We have many instances of people receiving transmission, either formally or informally, experiencing different things about your real nature and teachings, feeling more relaxed or whatever is happening.
But it's a very, very rare person who really comes in with the understanding of being a disciple. And that is not anything you can read in a book or anybody can tell you to do.
The better question isn't about my self conception as a guru. I don't have any such self conception. I don't actually care about it, having that label or not having that label.
If someone relates to me that way, that is not up to me. And if they did, I would have grave responsibility toward that person. Unavoidable grave responsibility.
I don't mean that in a horrible sense, but you just can't imagine, most of us, what that really means. So that is a cosmic event and it can't be assumed, controlled, defined or manufactured in any way.
But what it would mean for me, what it does mean to me is that everything that I am capable of would be called on.
And that's what it means for a disciple also. So it'd be best to ask yourself about being a disciple more than to ask me about being a guru.
And maybe the answer is 'I'm not a disciple, I'm just a student,' which is wonderful also. I have no problem with that. I'm happy anybody does anything.
But the circumstance of being an actual disciple is so rare. And people in the United States who get into spiritual traditions from this part of the world—sometimes, not always, but sometimes—kind of think of having a guru as like a spiritual accoutrement. They have to have one.
But they're not disciples, they're just people acquiring this self brand of having a guru. So and so is my guru. The real guru-disciple relationship is the most thoroughgoing, nuanced, all encompassing, love, fascinating, magical, grueling, terrifying. It's just so many different things you couldn't possibly say.
But if you feel that and you know that, then you can move into that. I would say that I always had an innate sense of following in a discipleship.
And that when I met teachers, I treated them all as guru, even though some of them on the outer side might not have been that, but I related to all my teachers as guru. Not as, like, the one guru, but just as something to do with that.
But at the same time, I was also afraid, because I knew already what it meant to be a disciple, I was afraid. So I was not giving my all at first because I knew what it meant.
Can you speak to what you were holding back?
Obedience. My little portion of the pie that I wanted to keep for me. One time I had a dream, or Ma came in the dream, she was sitting in the kitchen at a table, and she just looked at me and she said, 'You're late.'
It was just like this emblem of having held something back. I've been here waiting. You're late. I've told you about that time she came in my dream and yelled at me. She said, 'I am Guru. You are shisha. Your only job is to obey instantly.'
But in order to do that, it can't just be like, I want to be obedient, so I get a pat on the head. You have to feel and know that if you were completely obedient, everything would be given to you. And even just being partially obedient, I feel incredible things have been given to me [laughs].
But you have to know what it means. It can't be like some decision you make or some concept you have of obedience or some idea of being a good girl and getting approval.

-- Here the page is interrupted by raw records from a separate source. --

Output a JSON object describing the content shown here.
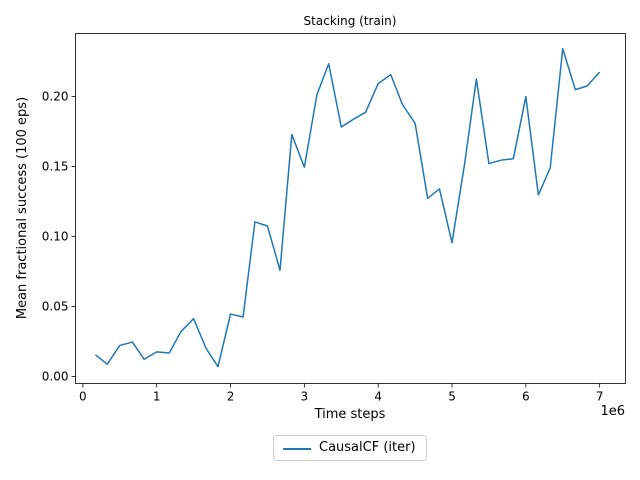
{
  "chart_data": {
    "type": "line",
    "title": "Stacking (train)",
    "xlabel": "Time steps",
    "ylabel": "Mean fractional success (100 eps)",
    "x_scale_label": "1e6",
    "xlim": [
      -0.1,
      7.35
    ],
    "ylim": [
      -0.005,
      0.245
    ],
    "x_ticks": [
      0,
      1,
      2,
      3,
      4,
      5,
      6,
      7
    ],
    "x_tick_labels": [
      "0",
      "1",
      "2",
      "3",
      "4",
      "5",
      "6",
      "7"
    ],
    "y_ticks": [
      0.0,
      0.05,
      0.1,
      0.15,
      0.2
    ],
    "y_tick_labels": [
      "0.00",
      "0.05",
      "0.10",
      "0.15",
      "0.20"
    ],
    "grid": false,
    "legend_position": "bottom-center",
    "series": [
      {
        "name": "CausalCF (iter)",
        "color": "#1f77b4",
        "x": [
          0.17,
          0.33,
          0.5,
          0.67,
          0.83,
          1.0,
          1.17,
          1.33,
          1.5,
          1.67,
          1.83,
          2.0,
          2.17,
          2.33,
          2.5,
          2.67,
          2.83,
          3.0,
          3.17,
          3.33,
          3.5,
          3.67,
          3.83,
          4.0,
          4.17,
          4.33,
          4.5,
          4.67,
          4.83,
          5.0,
          5.17,
          5.33,
          5.5,
          5.67,
          5.83,
          6.0,
          6.17,
          6.33,
          6.5,
          6.67,
          6.83,
          7.0
        ],
        "y": [
          0.0155,
          0.0088,
          0.0222,
          0.0246,
          0.0123,
          0.0176,
          0.0168,
          0.0322,
          0.0413,
          0.02,
          0.007,
          0.0446,
          0.0425,
          0.1104,
          0.1075,
          0.0759,
          0.1728,
          0.1495,
          0.2013,
          0.2234,
          0.1782,
          0.1839,
          0.1888,
          0.2092,
          0.2156,
          0.1941,
          0.1809,
          0.1273,
          0.134,
          0.0956,
          0.1517,
          0.2125,
          0.1521,
          0.1546,
          0.1555,
          0.1999,
          0.1297,
          0.149,
          0.2342,
          0.2049,
          0.2075,
          0.2174
        ]
      }
    ]
  }
}
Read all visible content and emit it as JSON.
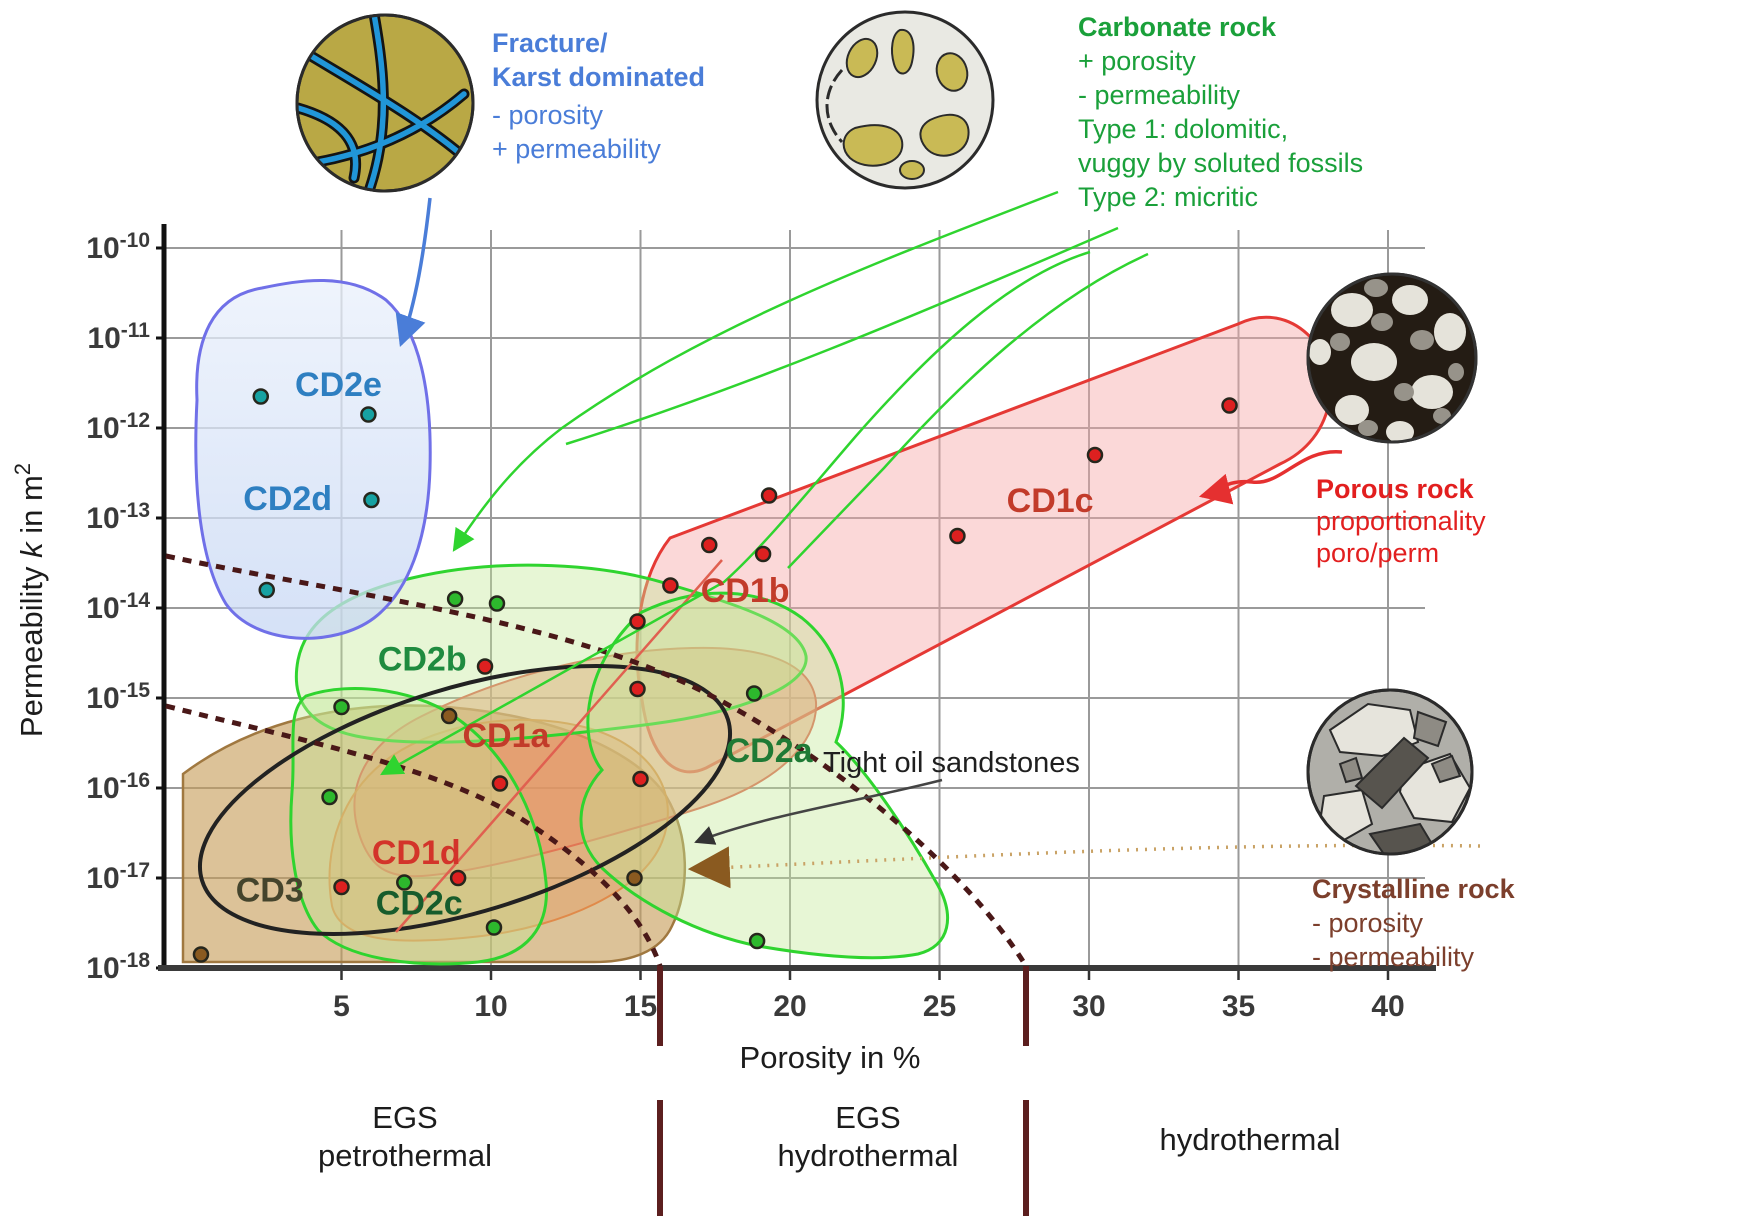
{
  "chart_data": {
    "type": "scatter",
    "title": "",
    "xlabel": "Porosity in %",
    "ylabel_pre": "Permeability ",
    "ylabel_k": "k",
    "ylabel_post": " in m",
    "ylabel_sup": "2",
    "x_ticks": [
      5,
      10,
      15,
      20,
      25,
      30,
      35,
      40
    ],
    "y_tick_base": "10",
    "y_tick_exponents": [
      -10,
      -11,
      -12,
      -13,
      -14,
      -15,
      -16,
      -17,
      -18
    ],
    "xlim": [
      0,
      41
    ],
    "ylim_exponents": [
      -18,
      -10
    ],
    "grid": true,
    "series": [
      {
        "name": "fracture-karst-samples",
        "color": "#17a2a2",
        "points": [
          [
            2.3,
            -11.65
          ],
          [
            5.9,
            -11.85
          ],
          [
            6.0,
            -12.8
          ],
          [
            2.5,
            -13.8
          ]
        ]
      },
      {
        "name": "carbonate-samples",
        "color": "#2db82d",
        "points": [
          [
            8.8,
            -13.9
          ],
          [
            10.2,
            -13.95
          ],
          [
            5.0,
            -15.1
          ],
          [
            4.6,
            -16.1
          ],
          [
            18.8,
            -14.95
          ],
          [
            7.1,
            -17.05
          ],
          [
            10.1,
            -17.55
          ],
          [
            18.9,
            -17.7
          ]
        ]
      },
      {
        "name": "porous-rock-samples",
        "color": "#dd2020",
        "points": [
          [
            19.3,
            -12.75
          ],
          [
            17.3,
            -13.3
          ],
          [
            19.1,
            -13.4
          ],
          [
            16.0,
            -13.75
          ],
          [
            25.6,
            -13.2
          ],
          [
            30.2,
            -12.3
          ],
          [
            34.7,
            -11.75
          ],
          [
            14.9,
            -14.15
          ],
          [
            14.9,
            -14.9
          ],
          [
            15.0,
            -15.9
          ],
          [
            9.8,
            -14.65
          ],
          [
            10.3,
            -15.95
          ],
          [
            8.9,
            -17.0
          ],
          [
            5.0,
            -17.1
          ]
        ]
      },
      {
        "name": "crystalline-samples",
        "color": "#8a5a20",
        "points": [
          [
            8.6,
            -15.2
          ],
          [
            14.8,
            -17.0
          ],
          [
            0.3,
            -17.85
          ]
        ]
      }
    ],
    "region_labels": [
      {
        "text": "CD2e",
        "x": 4.9,
        "exp": -11.51,
        "color": "#2e7fc1"
      },
      {
        "text": "CD2d",
        "x": 3.2,
        "exp": -12.78,
        "color": "#2e7fc1"
      },
      {
        "text": "CD2b",
        "x": 7.7,
        "exp": -14.56,
        "color": "#1f8b3f"
      },
      {
        "text": "CD2a",
        "x": 19.3,
        "exp": -15.58,
        "color": "#1f7a35"
      },
      {
        "text": "CD2c",
        "x": 7.6,
        "exp": -17.27,
        "color": "#175c2c"
      },
      {
        "text": "CD1a",
        "x": 10.5,
        "exp": -15.41,
        "color": "#c23b2a"
      },
      {
        "text": "CD1b",
        "x": 18.5,
        "exp": -13.8,
        "color": "#c23b2a"
      },
      {
        "text": "CD1c",
        "x": 28.7,
        "exp": -12.8,
        "color": "#c23b2a"
      },
      {
        "text": "CD1d",
        "x": 7.5,
        "exp": -16.71,
        "color": "#d3342a"
      },
      {
        "text": "CD3",
        "x": 2.6,
        "exp": -17.13,
        "color": "#44442c"
      }
    ],
    "annotation_label": {
      "text": "Tight oil sandstones",
      "x": 25.4,
      "exp": -15.71,
      "color": "#1f1f1f"
    },
    "legend_position": "around-plot",
    "zone_dividers_porosity": [
      15.7,
      28
    ]
  },
  "legend": {
    "fracture": {
      "color": "#4a7dd8",
      "lines": [
        "Fracture/",
        "Karst dominated",
        "-  porosity",
        "+ permeability"
      ]
    },
    "carbonate": {
      "color": "#1aa03a",
      "lines": [
        "Carbonate rock",
        "+ porosity",
        "-  permeability",
        "Type 1: dolomitic,",
        "vuggy by soluted fossils",
        "Type 2: micritic"
      ]
    },
    "porous": {
      "color": "#e21f1f",
      "lines": [
        "Porous rock",
        "proportionality",
        "poro/perm"
      ]
    },
    "crystalline": {
      "color": "#7c3f2c",
      "lines": [
        "Crystalline rock",
        "-  porosity",
        "-  permeability"
      ]
    }
  },
  "zones": {
    "petrothermal": [
      "EGS",
      "petrothermal"
    ],
    "egs_hydrothermal": [
      "EGS",
      "hydrothermal"
    ],
    "hydrothermal": "hydrothermal"
  },
  "colors": {
    "blue_region_stroke": "#7070e8",
    "green_region_stroke": "#2fd42f",
    "red_region_stroke": "#e53935",
    "salmon_region_stroke": "#e06050",
    "orange_region_stroke": "#e08a4a",
    "tan_region_stroke": "#a07840",
    "black_ellipse_stroke": "#222222",
    "dashed_curve": "#4a1818",
    "divider": "#5c1f1f",
    "tan_pointer": "#c9a265"
  }
}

If anything, the more obedient you are, the more that's going to be asked of you, and the more chance there is that your teacher is going to yell at you like, I've been yelled at.

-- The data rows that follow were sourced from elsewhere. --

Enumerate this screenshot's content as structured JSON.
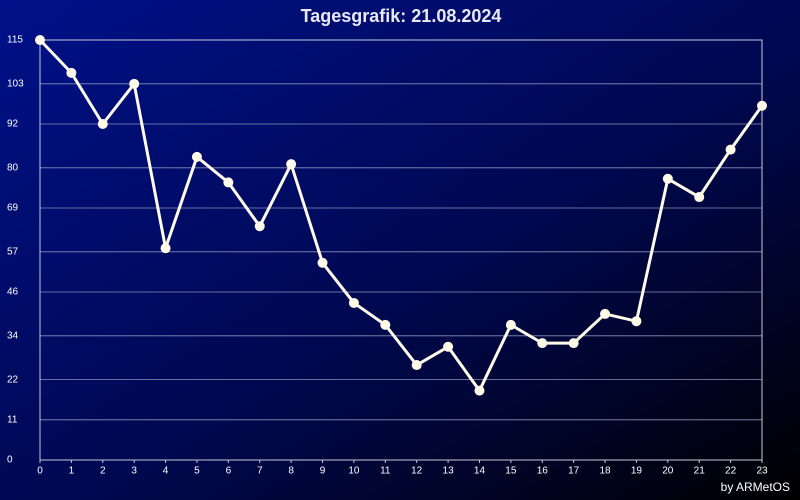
{
  "chart_data": {
    "type": "line",
    "title": "Tagesgrafik: 21.08.2024",
    "footer": "by ARMetOS",
    "x": [
      0,
      1,
      2,
      3,
      4,
      5,
      6,
      7,
      8,
      9,
      10,
      11,
      12,
      13,
      14,
      15,
      16,
      17,
      18,
      19,
      20,
      21,
      22,
      23
    ],
    "series": [
      {
        "color": "#fffbe8",
        "values": [
          115,
          106,
          92,
          103,
          58,
          83,
          76,
          64,
          81,
          54,
          43,
          37,
          26,
          31,
          19,
          37,
          32,
          32,
          40,
          38,
          77,
          72,
          85,
          97
        ]
      }
    ],
    "xlim": [
      0,
      23
    ],
    "xticks": [
      0,
      1,
      2,
      3,
      4,
      5,
      6,
      7,
      8,
      9,
      10,
      11,
      12,
      13,
      14,
      15,
      16,
      17,
      18,
      19,
      20,
      21,
      22,
      23
    ],
    "ylim": [
      0,
      115
    ],
    "yticks": [
      0,
      11,
      22,
      34,
      46,
      57,
      69,
      80,
      92,
      103,
      115
    ],
    "grid": true
  }
}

But it's not a career path. It's not a choice. We're very competitive. So when I talk about this stuff, I just feel like there's a subset of people that are, like, trying to manufacture some feeling, and that's not like that.
So everyone just continue on as you are, please. I think it's the best thing ever. But that's because that's how I was made. But I'm sixty-six, and I'm still working on being completely obedient. So, there's that.